People seem to chat just a little bit longer and smile just a little bit brighter, knowing that they have survived another Rocky mountain winter. Even when winter is relatively mild like the unusual one we had this year, springtime feels like a season earned.
As the snow melts and the sun shines longer, it is also the time of year for ample sporting options. The multitude of choices is enough to make anyone a bit giddy, even downright Dr. Seussian.
In a mountain town, so much of your identity is linked to your preferred sport. I am often greeted with the phrase, “Oh, you’re the runner, right?”. Sometimes, a person’s recreation of choice becomes a part of their surname or as their primary clarifier. “I’m going to meet Mike for a coffee.” “Oh, Mike the biker or Ultra-Mike?” “No, Mike the Rock Climber.” “Right.”
The activities we choose to pursue outside of the office, away from the house, beyond our to-do list, become our identity. Although many of us enjoy multiple outdoor pursuits, I’m willing to bet if you were forced to choose one, regardless of weather, it would be an easy choice. Personally, I love the adrenaline of mountain biking and the social bonding of snowboarding. But there is nothing more cathartic, relaxing, and invigorating for me than to throw on my muddy trail shoes for a long run in the woods.
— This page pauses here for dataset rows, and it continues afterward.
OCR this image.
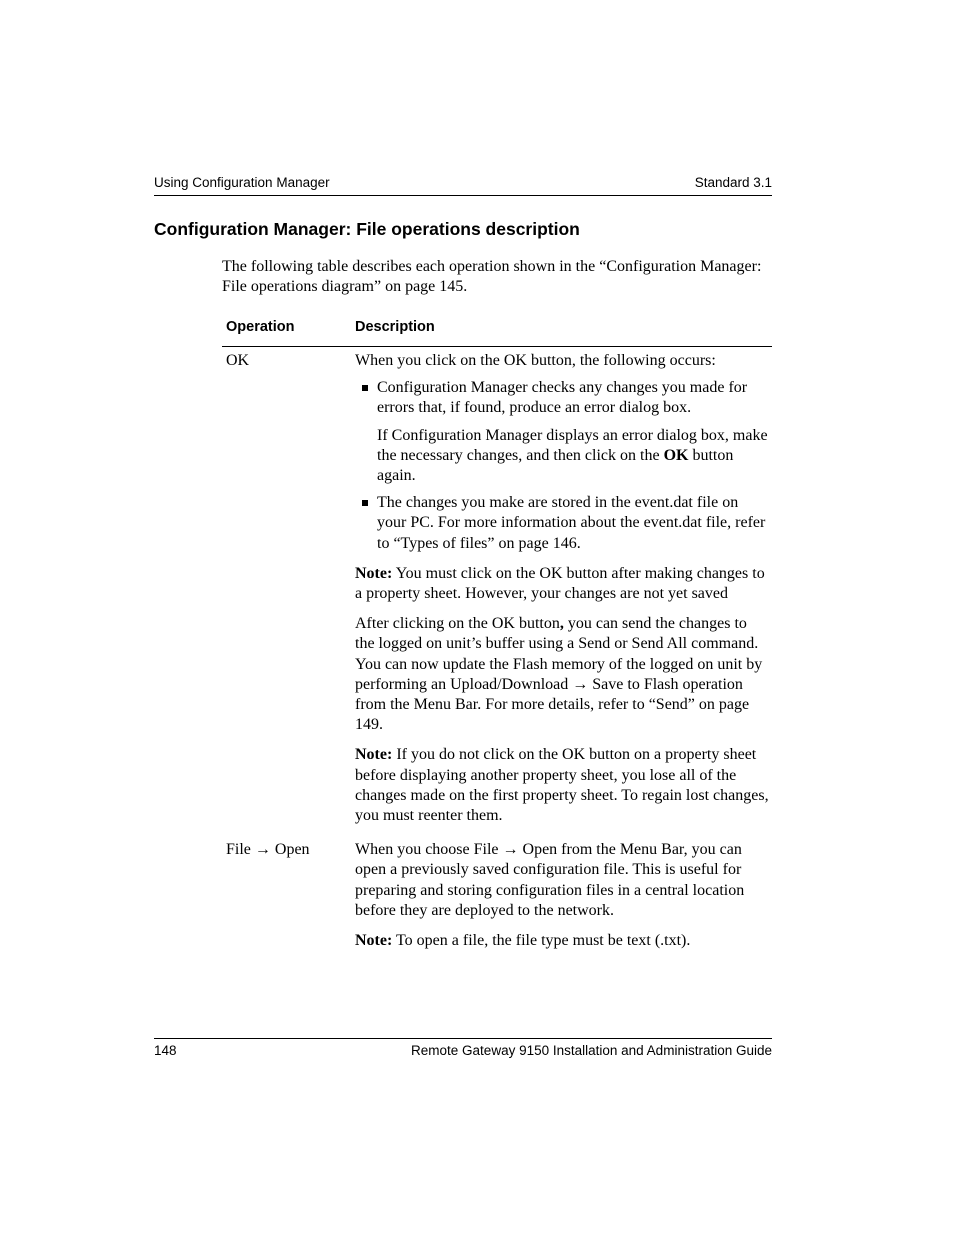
Using Configuration Manager	Standard 3.1
Configuration Manager: File operations description

The following table describes each operation shown in the “Configuration Manager: File operations diagram” on page 145.

Operation	Description
OK	When you click on the OK button, the following occurs:

Configuration Manager checks any changes you made for errors that, if found, produce an error dialog box.

If Configuration Manager displays an error dialog box, make the necessary changes, and then click on the OK button again.

The changes you make are stored in the event.dat file on your PC. For more information about the event.dat file, refer to “Types of files” on page 146.

Note: You must click on the OK button after making changes to a property sheet. However, your changes are not yet saved

After clicking on the OK button, you can send the changes to the logged on unit’s buffer using a Send or Send All command. You can now update the Flash memory of the logged on unit by performing an Upload/Download → Save to Flash operation from the Menu Bar. For more details, refer to “Send” on page 149.

Note: If you do not click on the OK button on a property sheet before displaying another property sheet, you lose all of the changes made on the first property sheet. To regain lost changes, you must reenter them.

File → Open	When you choose File → Open from the Menu Bar, you can open a previously saved configuration file. This is useful for preparing and storing configuration files in a central location before they are deployed to the network.

Note: To open a file, the file type must be text (.txt).

148	Remote Gateway 9150 Installation and Administration Guide
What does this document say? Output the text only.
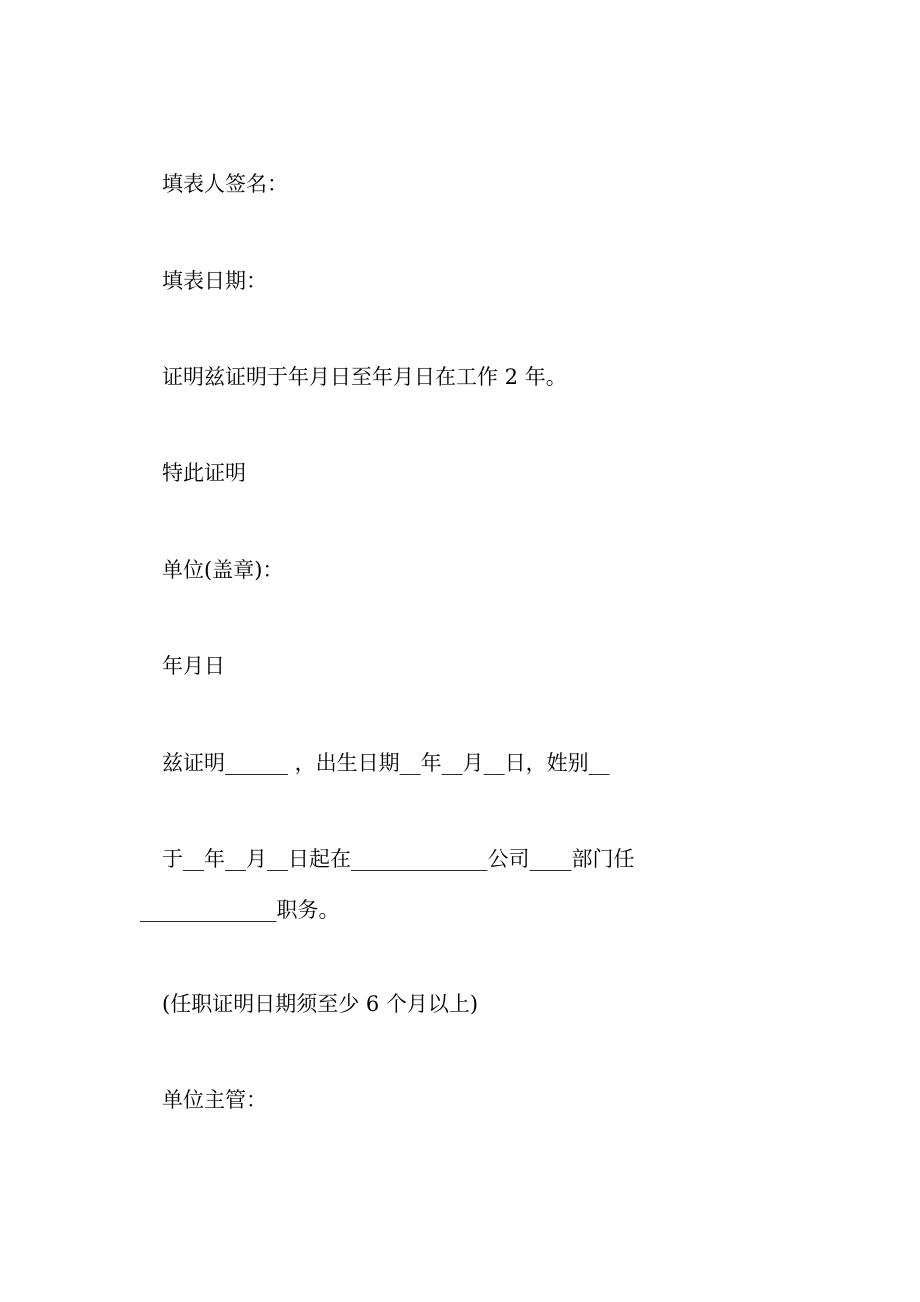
填表人签名：
填表日期：
证明兹证明于年月日至年月日在工作 2 年。
特此证明
单位(盖章)：
年月日
兹证明______ ，出生日期__年__月__日，姓别__
于__年__月__日起在_____________公司____部门任
_____________职务。
(任职证明日期须至少 6 个月以上)
单位主管：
With the welcoming warmth, this time of year brings the opportunity to show your true colors and your sincerest dedication. Either by clinging to your kis and pressing glass on the gondola until the very last possible moment, or unearthing your PhD tights for a muddy road ride on pavement. The blue skies, warmer temps and melting snow clear the way for your inner light to shine.
Ok, so springtime makes me a bit silly. But you can see the joy and hear the hope in all of the friendly greetings on the trail. On a recent bluebird day hike, I saw my neighbors participating in every sport imaginable: fat biking, skate skiing, snowshoeing, running, hiking, snowboarding, road biking, and there was even a man on a horse. Even the kayakers have begun to dip their paddles into the rushing river. My heart filled with gratitude for the amazing choices we have and our ability to enjoy the mountains in so many different ways.